There may be snow on the ground, but there’s still plenty of Ontario produce to enjoy! To share it all, on Sunday, January 26, local chefs and vendors from The Stop’s Farmers’ Market are throwing a Winter Sagra.

What’s a sagra? According to The Guardian, they’re Italy’s best-kept food secret. A sagra is a “festival organized to show off a local food or drink (or both), a sagra is a place where you’ll eat well – and learn.”

Sunday’s event will feature Carl Heinrich of Richmond Station, Dundas Park Kitchen, Evelyn’s Crackers, and Fisherfolk.

All are welcome to join us as we share seasonal recipes, offer free samples, and sell enough fresh produce to keep you full throughout the winter.

Hope to see you there!

 

“Reflecting on Winter at the Market”
By Cookie Roscoe
The Stop’s Farmers’ Market manager 

The Stop’s Farmers Market is the perfect place to see the magnificent range of food we share here in Ontario. Here, you’ll meet the farmers who grow and store food from our province’s lush summers, and you can be confident that you’re eating the very best, and supporting the actual people who produced it. In a cynical world where advertising succeeds in convincing us of uncertainty, it’s a huge relief to find a welcoming community working hard to be hopeful with you.

Our market draws on wide a circle of farms, some from as much as a 4-hour drive away. From one side of the province we have produce from Peterborough-area soils, and on the other you can taste the difference that being grown in Kitchener can make.

Every Saturday morning, all year long, farmers get up at crazy wee hours and load up different seasonal foods they’ve seeded, weeded, pruned, posted, and polled for us from as far as North of Parry Sound. By sorting and storing the richness of the farm all summer, our farmers are able to provide us with an amazing array of great eats all winter long.

Summer markets are about the fields, while winter markets draw from all over the farm. In summer, there’s fresh milk and pastured butter, but in winter, the healthy thing to do is to let milking animals go dry to prepare for birthing seasons, and to use up the feed stores put aside for them.

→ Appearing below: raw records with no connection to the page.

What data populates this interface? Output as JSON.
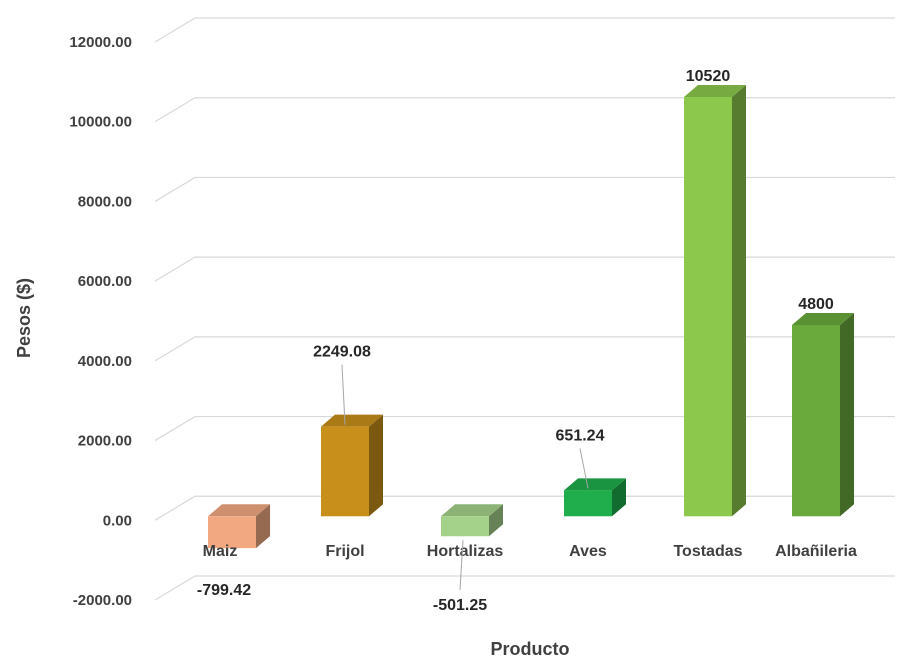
{
  "chart_data": {
    "type": "bar",
    "style": "3d-column",
    "categories": [
      "Maiz",
      "Frijol",
      "Hortalizas",
      "Aves",
      "Tostadas",
      "Albañileria"
    ],
    "values": [
      -799.42,
      2249.08,
      -501.25,
      651.24,
      10520,
      4800
    ],
    "data_labels": [
      "-799.42",
      "2249.08",
      "-501.25",
      "651.24",
      "10520",
      "4800"
    ],
    "colors": [
      "#f2a982",
      "#c8901a",
      "#a5d28a",
      "#1fae4b",
      "#8cc84b",
      "#6aaa3c"
    ],
    "xlabel": "Producto",
    "ylabel": "Pesos ($)",
    "ylim": [
      -2000,
      12000
    ],
    "yticks": [
      "-2000.00",
      "0.00",
      "2000.00",
      "4000.00",
      "6000.00",
      "8000.00",
      "10000.00",
      "12000.00"
    ],
    "grid": true,
    "legend": "none"
  }
}
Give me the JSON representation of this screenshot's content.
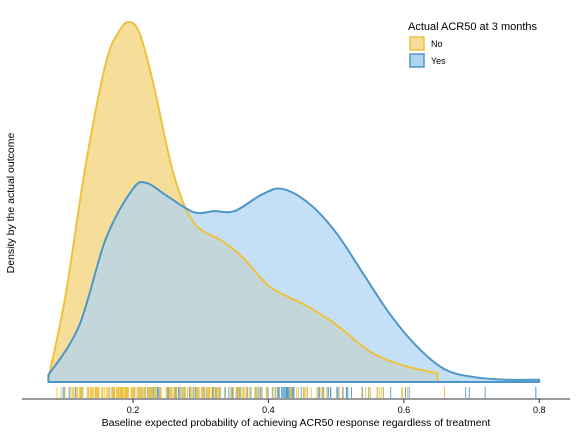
{
  "chart_data": {
    "type": "area",
    "title": "",
    "xlabel": "Baseline expected probability of achieving ACR50 response regardless of treatment",
    "ylabel": "Density by the actual outcome",
    "xlim": [
      0.07,
      0.81
    ],
    "x_ticks": [
      "0.2",
      "0.4",
      "0.6",
      "0.8"
    ],
    "x_tick_values": [
      0.2,
      0.4,
      0.6,
      0.8
    ],
    "y_ticks_shown": false,
    "grid": false,
    "legend": {
      "title": "Actual ACR50 at 3 months",
      "placement": "top-right"
    },
    "rug": true,
    "series": [
      {
        "name": "No",
        "color": "#EFC23E",
        "fill": "#F6DE9A",
        "x": [
          0.075,
          0.1,
          0.13,
          0.16,
          0.18,
          0.195,
          0.21,
          0.23,
          0.26,
          0.29,
          0.33,
          0.36,
          0.4,
          0.43,
          0.46,
          0.5,
          0.55,
          0.6,
          0.65
        ],
        "density": [
          0.07,
          1.45,
          3.7,
          5.45,
          6.0,
          6.15,
          5.95,
          5.1,
          3.55,
          2.72,
          2.42,
          2.15,
          1.65,
          1.45,
          1.28,
          0.98,
          0.52,
          0.28,
          0.15
        ]
      },
      {
        "name": "Yes",
        "color": "#4C96C8",
        "fill": "#AED4F2",
        "x": [
          0.075,
          0.12,
          0.16,
          0.2,
          0.22,
          0.25,
          0.29,
          0.32,
          0.35,
          0.39,
          0.42,
          0.46,
          0.5,
          0.54,
          0.58,
          0.62,
          0.66,
          0.7,
          0.75,
          0.8
        ],
        "density": [
          0.12,
          0.95,
          2.45,
          3.3,
          3.4,
          3.18,
          2.9,
          2.92,
          2.92,
          3.2,
          3.3,
          3.05,
          2.55,
          1.85,
          1.15,
          0.6,
          0.22,
          0.09,
          0.04,
          0.04
        ]
      }
    ]
  }
}
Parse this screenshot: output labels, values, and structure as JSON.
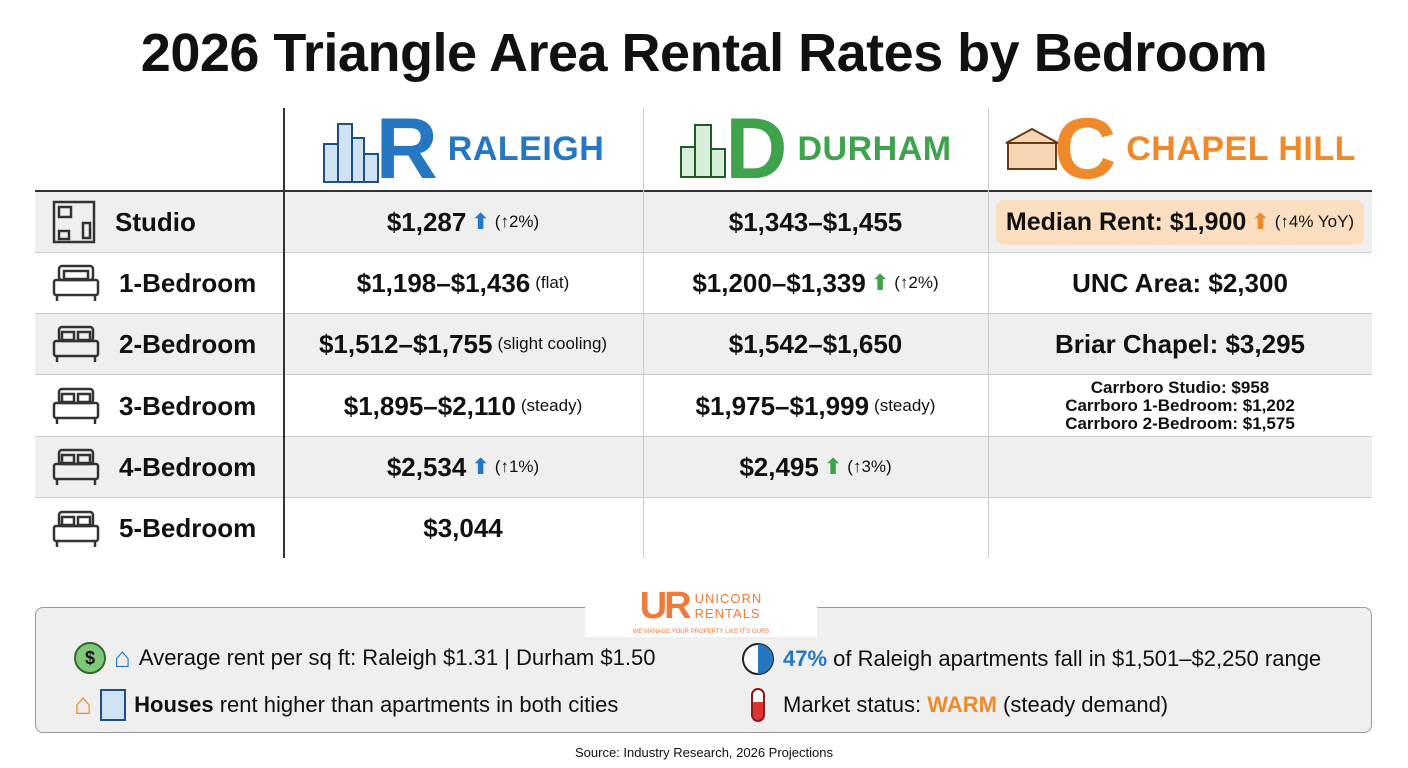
{
  "title": "2026 Triangle Area Rental Rates by Bedroom",
  "cities": [
    {
      "letter": "R",
      "name": "RALEIGH",
      "color": "#2477c0"
    },
    {
      "letter": "D",
      "name": "DURHAM",
      "color": "#3fa34d"
    },
    {
      "letter": "C",
      "name": "CHAPEL HILL",
      "color": "#ef8a2a"
    }
  ],
  "rows": [
    {
      "label": "Studio",
      "raleigh": {
        "value": "$1,287",
        "trend": "up",
        "note": "(↑2%)"
      },
      "durham": {
        "value": "$1,343–$1,455"
      },
      "chapel_hill": {
        "value": "Median Rent: $1,900",
        "trend": "up",
        "note": "(↑4% YoY)"
      }
    },
    {
      "label": "1-Bedroom",
      "raleigh": {
        "value": "$1,198–$1,436",
        "note": "(flat)"
      },
      "durham": {
        "value": "$1,200–$1,339",
        "trend": "up",
        "note": "(↑2%)"
      },
      "chapel_hill": {
        "value": "UNC Area: $2,300"
      }
    },
    {
      "label": "2-Bedroom",
      "raleigh": {
        "value": "$1,512–$1,755",
        "note": "(slight cooling)"
      },
      "durham": {
        "value": "$1,542–$1,650"
      },
      "chapel_hill": {
        "value": "Briar Chapel: $3,295"
      }
    },
    {
      "label": "3-Bedroom",
      "raleigh": {
        "value": "$1,895–$2,110",
        "note": "(steady)"
      },
      "durham": {
        "value": "$1,975–$1,999",
        "note": "(steady)"
      },
      "chapel_hill": {
        "lines": [
          "Carrboro Studio: $958",
          "Carrboro 1-Bedroom: $1,202",
          "Carrboro 2-Bedroom: $1,575"
        ]
      }
    },
    {
      "label": "4-Bedroom",
      "raleigh": {
        "value": "$2,534",
        "trend": "up",
        "note": "(↑1%)"
      },
      "durham": {
        "value": "$2,495",
        "trend": "up",
        "note": "(↑3%)"
      }
    },
    {
      "label": "5-Bedroom",
      "raleigh": {
        "value": "$3,044"
      }
    }
  ],
  "logo": {
    "mark": "UR",
    "name1": "UNICORN",
    "name2": "RENTALS",
    "tagline": "WE MANAGE YOUR PROPERTY LIKE IT'S OURS",
    "color": "#ef7a3a"
  },
  "footer": {
    "sqft": "Average rent per sq ft: Raleigh $1.31 | Durham $1.50",
    "houses_bold": "Houses",
    "houses_rest": " rent higher than apartments in both cities",
    "pct": "47%",
    "pct_rest": " of Raleigh apartments fall in $1,501–$2,250 range",
    "market_label": "Market status: ",
    "market_value": "WARM",
    "market_rest": " (steady demand)"
  },
  "source": "Source: Industry Research, 2026 Projections",
  "arrow_up": "⬆"
}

That’s why there’s cheese, a product made during times of plenty to feed us in the off-season, and an excellent example of “Whole Farm” farming.

Winter is when it’s time to eat ethically raised meat, when the herd or flock have done all the carbon sequestration work they can and are now being fed in the barn from the dwindling hay and feed stocks. Grains were stored in grain bins, hay in the hay loft, and as stores run out its time to cull the herds and turn over flocks. Soups and stews are the order of the day, slow cooking in a warm kitchen over low heat is how to have a snout-to-tail affordable and healthy winter.

As the days, lengthen birds are cued by the sun to start laying eggs again and farmers are found in their greenhouses testing seed viability, washing trays and pots, and puttering around getting ready once more for the busy long days ahead. January is about dreaming, February is back to work!

Cookie’s Favourite Seasonal Winter Produce:

Kale
Squash
Leeks
Onions
Potatoes
Beets
Kholrabi
Sunchokes
Rutabaga
Daikon
Radishes
Cabbage
Chard

The Stop’s Farmers’ Market runs every Saturday, 8am to 12:30pm at Artscape Wychwood Barns, 601 Christie St.